TULSA, Okla. — Nationwide shortages of products like baby formula can lead to scammers taking advantage of desperate consumers.
As Chelsey Norris tries to relax on the couch and read to her children, Levi and Zoey, a single can of formula sits on the table. That makes these days anything but relaxing, as Chelsey says she can’t find any more formula on store shelves.
“I am extremely stressed out about it,” Norris says. “I never thought this would happen.”
Two-year-old Zoey’s old enough to drink regular milk, and they hope to have 10-month-old Levi on milk and baby food in a couple of months, but for now, as his mother says, formula is his best friend. One can, though, won’t go very far.
“It’ll last about a week, considering he’s a big boy, he likes his food,” Norris says.
She says she’ll ration the formula she has left the best she can, until the family can find more — hopefully without falling victim to false promises.
Scammers have sunk to new lows, says Colleen Tressler, with the Federal Trade Commission.
“They’re popping up online and tricking desperate parents and caregivers into paying steep prices for formula that never arrives,” Tressler says.
The FTC says scammers may set up fake websites or profiles on social media with product images and logos of well-known formula brands, all to make you think you’re buying from the companies’ official website.
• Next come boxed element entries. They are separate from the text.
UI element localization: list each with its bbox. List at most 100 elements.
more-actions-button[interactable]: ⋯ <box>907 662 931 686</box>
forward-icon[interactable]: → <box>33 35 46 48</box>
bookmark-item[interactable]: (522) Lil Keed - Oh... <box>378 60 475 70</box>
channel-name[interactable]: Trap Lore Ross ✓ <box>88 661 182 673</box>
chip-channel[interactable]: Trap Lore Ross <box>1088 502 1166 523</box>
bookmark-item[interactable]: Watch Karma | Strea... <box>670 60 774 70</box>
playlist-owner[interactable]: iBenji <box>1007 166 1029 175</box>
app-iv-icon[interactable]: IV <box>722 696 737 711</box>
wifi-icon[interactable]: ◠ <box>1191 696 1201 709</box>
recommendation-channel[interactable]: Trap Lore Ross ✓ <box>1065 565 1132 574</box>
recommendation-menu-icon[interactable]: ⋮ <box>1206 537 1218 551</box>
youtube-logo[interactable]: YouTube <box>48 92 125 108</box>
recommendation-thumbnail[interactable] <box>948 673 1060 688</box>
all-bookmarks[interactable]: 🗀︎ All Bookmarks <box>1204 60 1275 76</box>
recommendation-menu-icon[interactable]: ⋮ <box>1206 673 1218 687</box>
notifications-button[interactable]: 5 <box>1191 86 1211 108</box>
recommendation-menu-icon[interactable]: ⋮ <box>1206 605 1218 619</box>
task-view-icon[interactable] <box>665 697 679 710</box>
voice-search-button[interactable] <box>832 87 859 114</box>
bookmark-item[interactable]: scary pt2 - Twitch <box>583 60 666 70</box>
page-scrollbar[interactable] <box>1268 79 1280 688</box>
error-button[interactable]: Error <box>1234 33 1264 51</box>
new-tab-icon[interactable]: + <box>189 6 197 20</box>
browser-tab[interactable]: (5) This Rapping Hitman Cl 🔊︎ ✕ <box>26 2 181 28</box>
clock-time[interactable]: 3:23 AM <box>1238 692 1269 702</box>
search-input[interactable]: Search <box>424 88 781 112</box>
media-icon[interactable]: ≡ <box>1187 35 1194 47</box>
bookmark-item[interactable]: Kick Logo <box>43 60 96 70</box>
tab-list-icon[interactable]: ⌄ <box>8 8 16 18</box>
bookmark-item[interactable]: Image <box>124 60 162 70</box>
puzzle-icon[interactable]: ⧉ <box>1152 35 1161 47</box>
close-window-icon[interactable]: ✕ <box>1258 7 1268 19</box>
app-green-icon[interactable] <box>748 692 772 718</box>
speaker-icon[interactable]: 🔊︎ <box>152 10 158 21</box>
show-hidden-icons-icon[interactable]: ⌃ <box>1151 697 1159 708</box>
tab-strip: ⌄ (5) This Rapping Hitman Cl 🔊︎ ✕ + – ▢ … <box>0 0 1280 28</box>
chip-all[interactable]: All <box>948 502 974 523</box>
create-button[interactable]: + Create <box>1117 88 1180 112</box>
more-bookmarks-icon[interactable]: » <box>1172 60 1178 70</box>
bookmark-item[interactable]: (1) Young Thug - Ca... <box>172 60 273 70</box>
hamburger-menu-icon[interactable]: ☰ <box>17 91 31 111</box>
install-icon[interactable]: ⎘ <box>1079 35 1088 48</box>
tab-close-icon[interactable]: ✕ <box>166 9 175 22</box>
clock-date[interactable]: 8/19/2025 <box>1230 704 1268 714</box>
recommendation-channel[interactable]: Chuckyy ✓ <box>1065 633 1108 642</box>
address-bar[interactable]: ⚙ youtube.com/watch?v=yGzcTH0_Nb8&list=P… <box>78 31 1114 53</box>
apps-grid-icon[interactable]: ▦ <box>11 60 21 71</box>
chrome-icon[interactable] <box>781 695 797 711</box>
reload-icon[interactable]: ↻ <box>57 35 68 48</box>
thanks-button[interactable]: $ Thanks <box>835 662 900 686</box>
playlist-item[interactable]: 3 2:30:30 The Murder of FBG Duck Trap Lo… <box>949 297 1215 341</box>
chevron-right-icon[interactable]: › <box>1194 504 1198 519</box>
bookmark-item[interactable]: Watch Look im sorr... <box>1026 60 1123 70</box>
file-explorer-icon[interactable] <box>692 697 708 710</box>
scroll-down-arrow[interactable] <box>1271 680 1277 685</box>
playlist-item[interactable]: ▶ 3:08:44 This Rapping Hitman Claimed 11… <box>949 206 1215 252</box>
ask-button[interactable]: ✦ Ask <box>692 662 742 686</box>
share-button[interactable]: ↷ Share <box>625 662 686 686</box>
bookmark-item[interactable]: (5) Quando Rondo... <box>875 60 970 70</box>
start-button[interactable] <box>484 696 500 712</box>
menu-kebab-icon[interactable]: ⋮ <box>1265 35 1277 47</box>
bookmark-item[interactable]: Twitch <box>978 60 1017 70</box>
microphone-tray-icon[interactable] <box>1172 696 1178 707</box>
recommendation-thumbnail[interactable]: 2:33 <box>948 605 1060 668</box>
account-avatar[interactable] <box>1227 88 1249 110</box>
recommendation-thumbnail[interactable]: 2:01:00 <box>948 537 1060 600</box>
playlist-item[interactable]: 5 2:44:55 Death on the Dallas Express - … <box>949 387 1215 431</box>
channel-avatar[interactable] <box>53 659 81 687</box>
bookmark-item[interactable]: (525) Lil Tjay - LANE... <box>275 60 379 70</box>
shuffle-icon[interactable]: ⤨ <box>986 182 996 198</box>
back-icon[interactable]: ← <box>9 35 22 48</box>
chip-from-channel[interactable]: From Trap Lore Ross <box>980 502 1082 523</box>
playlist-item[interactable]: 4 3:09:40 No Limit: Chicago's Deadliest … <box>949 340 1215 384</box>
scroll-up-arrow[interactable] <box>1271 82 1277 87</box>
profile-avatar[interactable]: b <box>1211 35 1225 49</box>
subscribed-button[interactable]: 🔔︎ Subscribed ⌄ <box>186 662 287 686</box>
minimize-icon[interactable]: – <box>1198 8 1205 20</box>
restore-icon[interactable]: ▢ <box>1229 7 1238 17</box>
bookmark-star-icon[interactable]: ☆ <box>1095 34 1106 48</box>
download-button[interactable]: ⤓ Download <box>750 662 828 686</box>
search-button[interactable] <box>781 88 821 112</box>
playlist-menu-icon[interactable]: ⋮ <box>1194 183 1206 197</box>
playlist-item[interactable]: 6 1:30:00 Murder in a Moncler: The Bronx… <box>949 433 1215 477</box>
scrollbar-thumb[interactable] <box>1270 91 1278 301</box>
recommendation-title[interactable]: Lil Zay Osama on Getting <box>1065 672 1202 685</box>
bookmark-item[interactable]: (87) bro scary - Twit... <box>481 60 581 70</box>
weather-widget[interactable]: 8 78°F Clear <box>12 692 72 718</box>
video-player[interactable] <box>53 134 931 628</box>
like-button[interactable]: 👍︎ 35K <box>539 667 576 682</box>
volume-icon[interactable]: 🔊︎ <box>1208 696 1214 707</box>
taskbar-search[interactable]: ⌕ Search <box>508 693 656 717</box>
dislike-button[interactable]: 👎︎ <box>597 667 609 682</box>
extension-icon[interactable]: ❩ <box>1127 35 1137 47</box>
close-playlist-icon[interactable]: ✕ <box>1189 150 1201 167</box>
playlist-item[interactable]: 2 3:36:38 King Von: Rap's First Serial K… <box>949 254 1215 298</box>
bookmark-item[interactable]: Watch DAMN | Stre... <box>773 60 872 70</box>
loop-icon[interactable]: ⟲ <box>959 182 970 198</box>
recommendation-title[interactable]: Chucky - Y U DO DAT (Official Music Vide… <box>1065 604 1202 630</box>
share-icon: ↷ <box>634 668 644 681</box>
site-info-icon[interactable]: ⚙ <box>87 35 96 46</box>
So before you order from an unfamiliar online store, the FTC says check out the company or product by typing its name in a search engine along with terms like review, complaint, or scam.
Credit cards, not debit cards, give you the strongest protection and chance to get your money back, but anyone who demands payment by gift card, money transfer, cryptocurrency or through cash apps like PayPal or Venmo is most likely a scammer.
“To not to be able to provide that for my son makes me really frustrated and sad,” Norris says.
More signs of a potential online purchase scam include:
- Positive reviews that have been copied from honest sites or created by scammers.
- Remember, some review websites claim to be independent, but are funded by scammers.
- So check with the Better Business Bureau website for information on the company.
- But be careful. Just because a business shows the BBB seal, doesn’t mean it’s accredited. Imposters have been known to copy the seal. If the seal’s real, clicking on it should lead directly to the company’s profile on BBB.org.
- Be careful if there’s no indication of a brick-and-mortar address, or if the address shows on a Google map as a parking lot, residence, or unrelated business.
- And additional red flags include misspellings, grammatical errors, or other descriptions not consistent with the product.
- When ordering, make a note of the website where the order is placed. Take a screenshot of the item ordered, in case the website disappears, or a different item is received than what was advertised.
- And as always, think before you click. Be especially cautious about email solicitations and online ads on social media sites.